Je pourrais revenir sur les discours absurdes, ineptes, cyniques qui ont été tenus en France ces derniers temps, tant par Chirac et Villepin qui se sont révélés des virtuoses du mensonge, de la démagogie et de la cuistrerie, que par tous ceux qui, par antiaméricanisme, par antisémitisme ou par sentiment d'affinité avec les criminels et les dictateurs, mais il me semble que c'est inutile. La réalité va se charger en peu de temps de balayer tout cela. Il est à craindre que ceux qui gouvernent la France doivent, en tout cas, payer le prix de leur attitude, et je souhaite qu'ils paient. Des modifications sont à attendre au sein de l'OTAN. L'ONU va se trouver très amoindrie. L'Europe ne sortira pas indemne de l'épreuve. Six ans après avoir dissous l'assemblée nationale française, le tandem Chirac-Villepin pourrait bien avoir dissous ce qui pouvait rester du prestige international de la France. Même ceux qui ont tenu ces dernières semaines un raisonnement gaulliste se sont alarmés du fait que la France d'aujourd'hui n'avait plus les moyens économiques et financiers de prendre la pose suffisante de celui qui a tout compris. Certains au sein de l'UMP, tels Pierre Lellouche, ont parfaitement déchiffré que la France jouait la carte du monde arabo-musulman et de l'ordre dictatorial en place contre l'idée de liberté et ont évoqué les dégâts qui risquaient de s'ensuivre. Deux hommes politiques ont sauvé l'honneur, deux seulement et c'est fort peu : Bernard Kouchner qui, seul à gauche, a tenu un discours de compassion vis-à-vis des souffrances des populations sous Saddam ; Alain Madelin qui, seul à droite, a osé réaffirmer les droits de la personne humaine et dire que ces droits étaient supérieurs au " droit des États ".

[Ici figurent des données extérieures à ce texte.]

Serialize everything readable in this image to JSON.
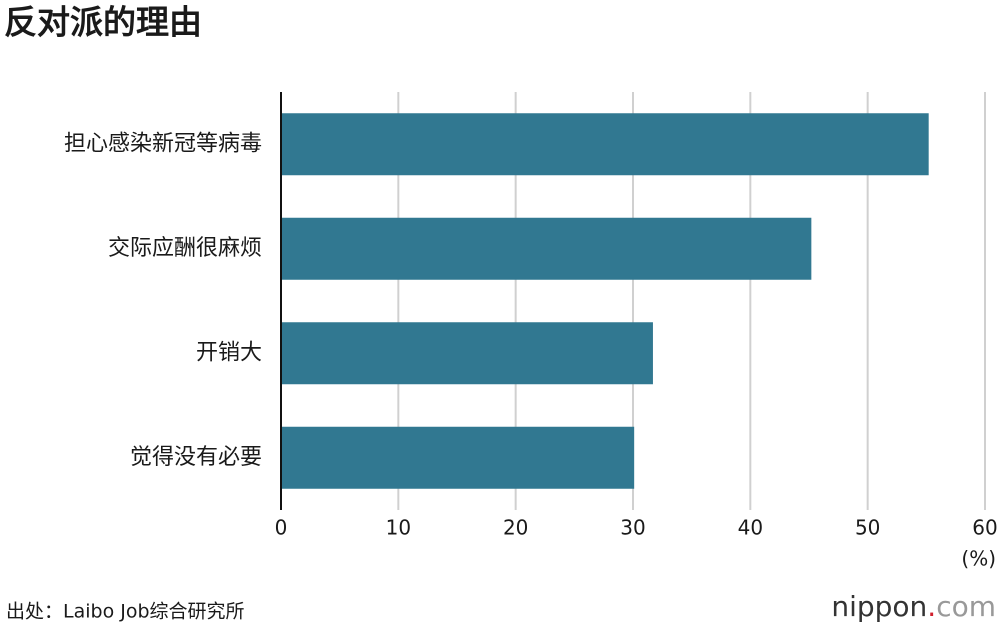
{
  "chart_data": {
    "type": "bar",
    "orientation": "horizontal",
    "title": "反对派的理由",
    "categories": [
      "担心感染新冠等病毒",
      "交际应酬很麻烦",
      "开销大",
      "觉得没有必要"
    ],
    "values": [
      55.2,
      45.2,
      31.7,
      30.1
    ],
    "color": "#317891",
    "xlim": [
      0,
      60
    ],
    "xticks": [
      0,
      10,
      20,
      30,
      40,
      50,
      60
    ],
    "grid": true,
    "unit_label": "(%)",
    "source": "出处：Laibo Job综合研究所",
    "logo": {
      "name": "nippon",
      "dot": ".",
      "suffix": "com"
    }
  }
}
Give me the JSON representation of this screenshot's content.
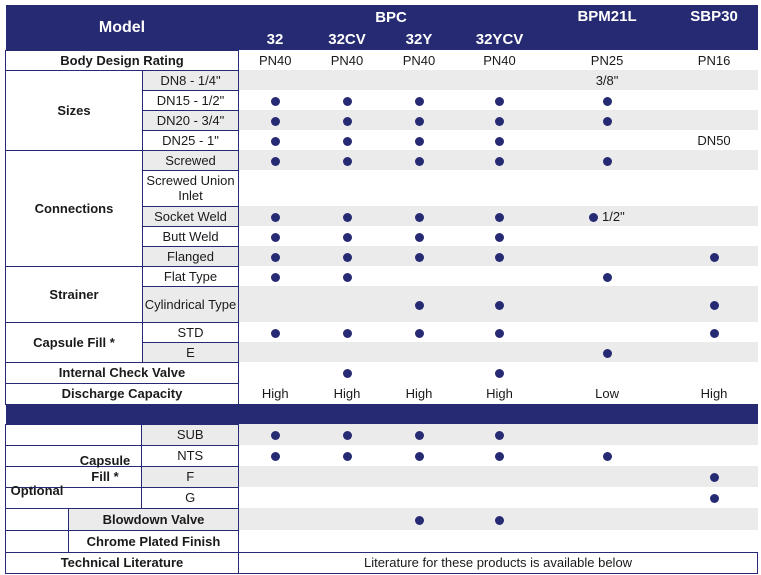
{
  "header": {
    "model": "Model",
    "groups": [
      "BPC",
      "BPM21L",
      "SBP30"
    ],
    "bpc_models": [
      "32",
      "32CV",
      "32Y",
      "32YCV"
    ]
  },
  "body_rating": {
    "label": "Body Design Rating",
    "values": [
      "PN40",
      "PN40",
      "PN40",
      "PN40",
      "PN25",
      "PN16"
    ]
  },
  "sizes": {
    "label": "Sizes",
    "rows": [
      {
        "name": "DN8 - 1/4\"",
        "bpm_text": "3/8\"",
        "sbp_text": ""
      },
      {
        "name": "DN15 - 1/2\"",
        "bpm_text": "",
        "sbp_text": ""
      },
      {
        "name": "DN20 - 3/4\"",
        "bpm_text": "",
        "sbp_text": ""
      },
      {
        "name": "DN25 - 1\"",
        "bpm_text": "",
        "sbp_text": "DN50"
      }
    ]
  },
  "connections": {
    "label": "Connections",
    "rows": [
      {
        "name": "Screwed",
        "bpm_text": ""
      },
      {
        "name": "Screwed Union Inlet",
        "bpm_text": ""
      },
      {
        "name": "Socket Weld",
        "bpm_text": "1/2\""
      },
      {
        "name": "Butt Weld",
        "bpm_text": ""
      },
      {
        "name": "Flanged",
        "bpm_text": ""
      }
    ]
  },
  "strainer": {
    "label": "Strainer",
    "rows": [
      {
        "name": "Flat Type"
      },
      {
        "name": "Cylindrical Type"
      }
    ]
  },
  "capsule_fill": {
    "label": "Capsule Fill *",
    "rows": [
      {
        "name": "STD"
      },
      {
        "name": "E"
      }
    ]
  },
  "check_valve": {
    "label": "Internal Check Valve"
  },
  "discharge": {
    "label": "Discharge Capacity",
    "values": [
      "High",
      "High",
      "High",
      "High",
      "Low",
      "High"
    ]
  },
  "optional": {
    "label": "Optional",
    "capsule_fill_label": "Capsule Fill *",
    "capsule_rows": [
      {
        "name": "SUB"
      },
      {
        "name": "NTS"
      },
      {
        "name": "F"
      },
      {
        "name": "G"
      }
    ],
    "blowdown_label": "Blowdown Valve",
    "chrome_label": "Chrome Plated Finish"
  },
  "tech_lit": {
    "label": "Technical Literature",
    "text": "Literature for these products is available below"
  },
  "colors": {
    "header_bg": "#262a72",
    "dot": "#262a72",
    "shade": "#ebebeb"
  }
}
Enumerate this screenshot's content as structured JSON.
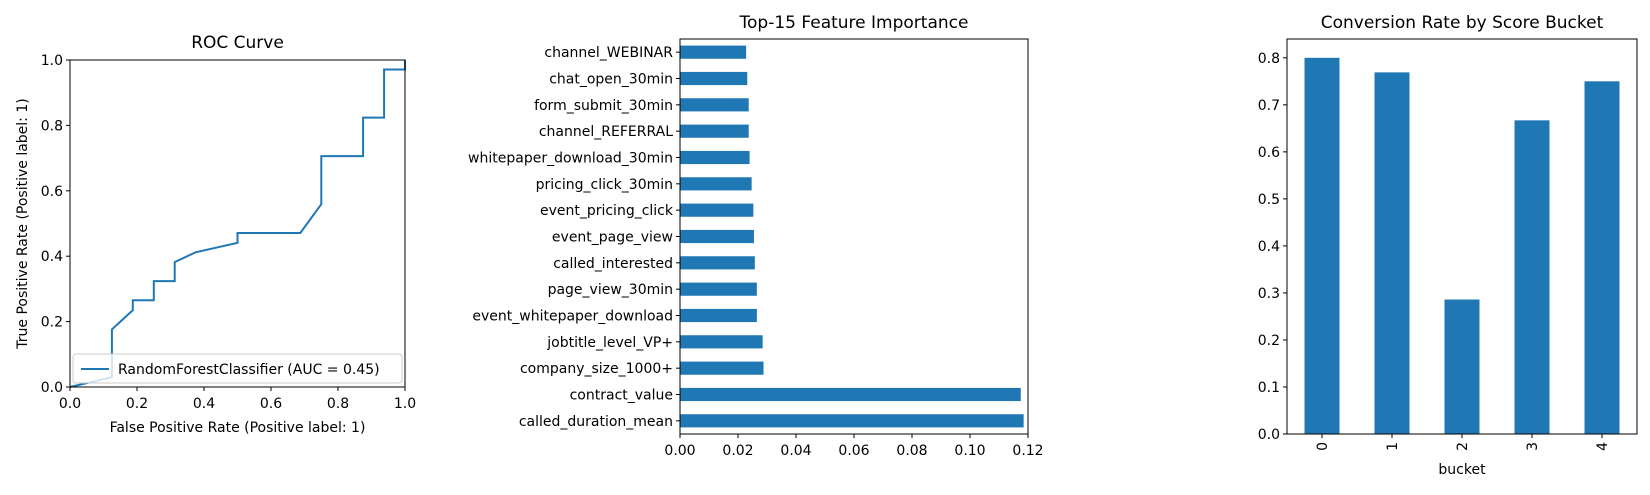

Nous sortons d'un certain nombre d'impostures, et c'est tant mieux. L'expression " communauté internationale " a vécu et on ne pourra plus, hors de France, poser sur un pied d'égalité un criminel et un homme démocratiquement élu. On ne pourra plus aussi facilement proposer avec désinvolture de sacrifier des populations civiles à la " raison d'État ". L'expression même " droit international " ne pourra plus servir d'écran sordide derrière lequel on pourra violer le droit naturel des êtres humains.
Nous risquons de voir naître une flambée de terrorisme et d'islamisme disent quelques-uns. Peut-être ont-ils raison dans le court terme, mais c'est loin d'être sûr. Dans le moyen et le long terme, on peut penser au contraire que la lutte contre le terrorisme va franchir des pas décisifs et que l'islamisme va retomber. Bientôt plus rien ne permettra aux islamistes de croire encore en la pusillanimité de l'Occident tout entier et à leur capacité de vaincre celui-ci. La victoire changera tout. La victoire était nécessaire. Il faudra, pour que la victoire soit complète, qu'après Saddam Hussein d'autres dictateurs tombent. Il faudra que des réformes se passent. Il faudra qu'Israël puisse vivre en paix et que les populations du monde arabe puissent commencer à comprendre que leur seul espoir se situe dans le droit et dans le développement économique, pas dans le fanatisme. Il faudra que le fanatisme, partout où il lève la tête, soit abattu. C'est possible, cela doit se faire, cela se fera. Quand les esprits cesseront d'être échauffés, il deviendra possible de s'intéresser à la doctrine Bush autrement qu'en la caricaturant de manière grotesque. Elle est le fruit d'hommes et de femmes idéalistes, généreux, lucides et qui ont compris qu'à défaut d'être audacieux, l'Occident connaîtrait une mort prochaine. Ils pensaient que l'Europe était incapable de relever le défi posé par les dangers qui nous font face. Ils ne se trompaient pas, en particulier, concernant la France.